Zahr, who was on a short list of candidates that Stein had considered for her vice presidential pick, also rejected the argument that a vote for the Green Party would be “wasted” because she was unlikely to win.

“I mean news flash: voters elect people who speak out on their issues,” he told Al Jazeera, praising Stein for speaking out against Israel and running as an “openly anti-genocide” candidate.

“For me, Jill Stein is a noble vehicle for expressing our deep anger and the mistrust and betrayal that we feel at the ballot box.”

The Democratic National Committee (DNC) released a separate ad last month also proclaiming that “a vote for Stein is really a vote for Trump.”

Stein has pushed back against that claim, calling the Democrats' attacks a “fear and smear campaign.”

She said on Al Jazeera's “The Take” podcast last week that the Democratic Party was after her instead of “addressing issues like the genocide that lost Kamala Harris so many voters.”

“I’m tired of the two-party system”

While foreign policy may not be the top priority for the average U.S. voter, numerous Arab and Muslim Americans interviewed by Al Jazeera last week said Israel's attack on Lebanon and Gaza was their top issue.

And since both major parties' presidential candidates have expressed uncompromising support for Israel, some voters are expecting Stein to break away from the two parties and chart a new course.

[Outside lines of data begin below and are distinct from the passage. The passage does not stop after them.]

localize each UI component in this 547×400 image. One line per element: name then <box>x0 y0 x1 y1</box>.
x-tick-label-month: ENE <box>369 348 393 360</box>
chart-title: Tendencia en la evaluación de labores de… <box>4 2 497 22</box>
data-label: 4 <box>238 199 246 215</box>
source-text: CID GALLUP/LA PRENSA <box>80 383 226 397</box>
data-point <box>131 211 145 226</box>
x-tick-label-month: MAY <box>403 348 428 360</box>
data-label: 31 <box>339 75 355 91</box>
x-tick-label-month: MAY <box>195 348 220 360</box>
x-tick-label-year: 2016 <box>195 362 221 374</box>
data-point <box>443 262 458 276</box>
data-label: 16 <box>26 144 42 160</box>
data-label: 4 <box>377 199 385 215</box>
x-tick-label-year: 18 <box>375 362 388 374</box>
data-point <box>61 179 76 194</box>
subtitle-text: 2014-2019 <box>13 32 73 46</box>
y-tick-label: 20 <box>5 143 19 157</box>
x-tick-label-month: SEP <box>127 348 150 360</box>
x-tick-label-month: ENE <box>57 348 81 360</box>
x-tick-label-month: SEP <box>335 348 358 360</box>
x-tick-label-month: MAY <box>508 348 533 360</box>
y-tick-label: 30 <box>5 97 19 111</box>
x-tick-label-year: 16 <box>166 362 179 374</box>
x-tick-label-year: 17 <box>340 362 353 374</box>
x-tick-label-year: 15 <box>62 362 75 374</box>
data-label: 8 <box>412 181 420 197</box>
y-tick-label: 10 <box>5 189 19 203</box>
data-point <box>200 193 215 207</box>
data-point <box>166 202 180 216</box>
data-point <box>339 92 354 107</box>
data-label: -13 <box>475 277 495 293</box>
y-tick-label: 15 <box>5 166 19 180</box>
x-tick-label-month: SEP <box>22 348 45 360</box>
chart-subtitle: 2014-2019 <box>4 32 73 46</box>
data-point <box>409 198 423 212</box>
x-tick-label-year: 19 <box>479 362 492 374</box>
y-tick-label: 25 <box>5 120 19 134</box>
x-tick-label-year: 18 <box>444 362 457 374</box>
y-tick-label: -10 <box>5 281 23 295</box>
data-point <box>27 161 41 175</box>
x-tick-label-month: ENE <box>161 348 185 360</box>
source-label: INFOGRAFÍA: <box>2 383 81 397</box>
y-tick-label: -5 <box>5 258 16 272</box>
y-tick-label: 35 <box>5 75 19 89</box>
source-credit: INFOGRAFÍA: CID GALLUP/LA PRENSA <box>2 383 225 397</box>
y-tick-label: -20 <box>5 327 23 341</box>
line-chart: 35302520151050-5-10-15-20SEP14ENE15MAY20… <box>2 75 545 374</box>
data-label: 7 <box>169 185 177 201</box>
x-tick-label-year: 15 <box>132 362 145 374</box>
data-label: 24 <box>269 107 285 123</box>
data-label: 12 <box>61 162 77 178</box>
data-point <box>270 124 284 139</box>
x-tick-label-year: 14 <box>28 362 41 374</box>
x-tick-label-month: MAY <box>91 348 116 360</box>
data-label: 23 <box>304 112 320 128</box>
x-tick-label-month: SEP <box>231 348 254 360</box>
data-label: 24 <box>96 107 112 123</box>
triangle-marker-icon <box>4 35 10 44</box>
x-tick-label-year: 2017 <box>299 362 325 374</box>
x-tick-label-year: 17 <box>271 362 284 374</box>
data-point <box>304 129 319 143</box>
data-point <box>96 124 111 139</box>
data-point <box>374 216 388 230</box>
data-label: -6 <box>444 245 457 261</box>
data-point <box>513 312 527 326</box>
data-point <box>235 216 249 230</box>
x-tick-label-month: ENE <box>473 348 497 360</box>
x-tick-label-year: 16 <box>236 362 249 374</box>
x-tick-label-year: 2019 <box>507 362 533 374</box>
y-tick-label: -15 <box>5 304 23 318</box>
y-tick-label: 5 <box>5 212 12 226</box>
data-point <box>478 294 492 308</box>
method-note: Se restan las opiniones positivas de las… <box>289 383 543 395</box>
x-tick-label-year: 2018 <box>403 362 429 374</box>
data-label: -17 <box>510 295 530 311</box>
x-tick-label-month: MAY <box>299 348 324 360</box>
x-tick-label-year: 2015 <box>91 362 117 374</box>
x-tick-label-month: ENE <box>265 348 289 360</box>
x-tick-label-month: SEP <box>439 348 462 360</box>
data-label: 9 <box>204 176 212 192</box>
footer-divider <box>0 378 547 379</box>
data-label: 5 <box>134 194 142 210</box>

“I'm tired of the two-party system and their power politics where both sides on this bipartisan issue unanimously agree that they support Israel,” said Haneen Mahbuba, an Iraqi-American voter.

Wearing a keffiyeh-patterned scarf around her neck that reads “Gaza” in Arabic, the bespectacled 30-year-old mother raised her voice in anger as she described the violence that Israel, backed by the United States, is carrying out in Gaza and Lebanon .

Mahbuba told Al Jazeera that she felt “empowered” by voting for Stein because she did not give in to “fear mongering” about the need to vote for the “lesser of two evils”. She added that it was Harris voters who were wasting their votes.

“You are wasting your voice when you vote for the Democratic Party that has consistently dismissed us, disrespected us, silenced us and viewed us as less important,” Mahbuba said.

Jill Stone
Green Party presidential candidate Jill Stein speaks during a rally in Dearborn, Michigan, on October 6 (File: Rebecca Cook/Reuters)

'Indistinguishable'

Stein ran for president in 2012, 2016 and 2020, but failed to make much of an impression in the election.

However, Stein's Arab and Muslim supporters say the Greens can improve results this year to show the power of voters who prioritize Palestinian human rights.

Wissam Charafeddine, a Detroit-area activist, said supporting Stein was the right decision both morally and strategically.

“I am the type of voter who believes that voting should be based on values ​​and not politics. This is the core of democracy,” he said.

Charafeddine, who has voted for Stein in the past, added that Arab Americans are fortunate to be concentrated in a swing state where their vote is increasing.

“If we work for Dr. “By voting for Jill Stein, we are not only voting for the right, moral platform that actually best aligns with our values, interests, desires and priorities, but it also takes into account the Palestine vote and the anti-genocide vote,” Charafeddine told AlJazeera.

Bottom line, advocates say the growing support for Stein shows that many Arab and Muslim voters have reached a tipping point with support for Israel from both major parties.

“Harris and Trump are simply indistinguishable to us because they have crossed a certain threshold that we can never assign to the logic of the lesser of two evils,” Abdel Salam told Al Jazeera.

“These are two genocidal parties and we cannot join either of them.”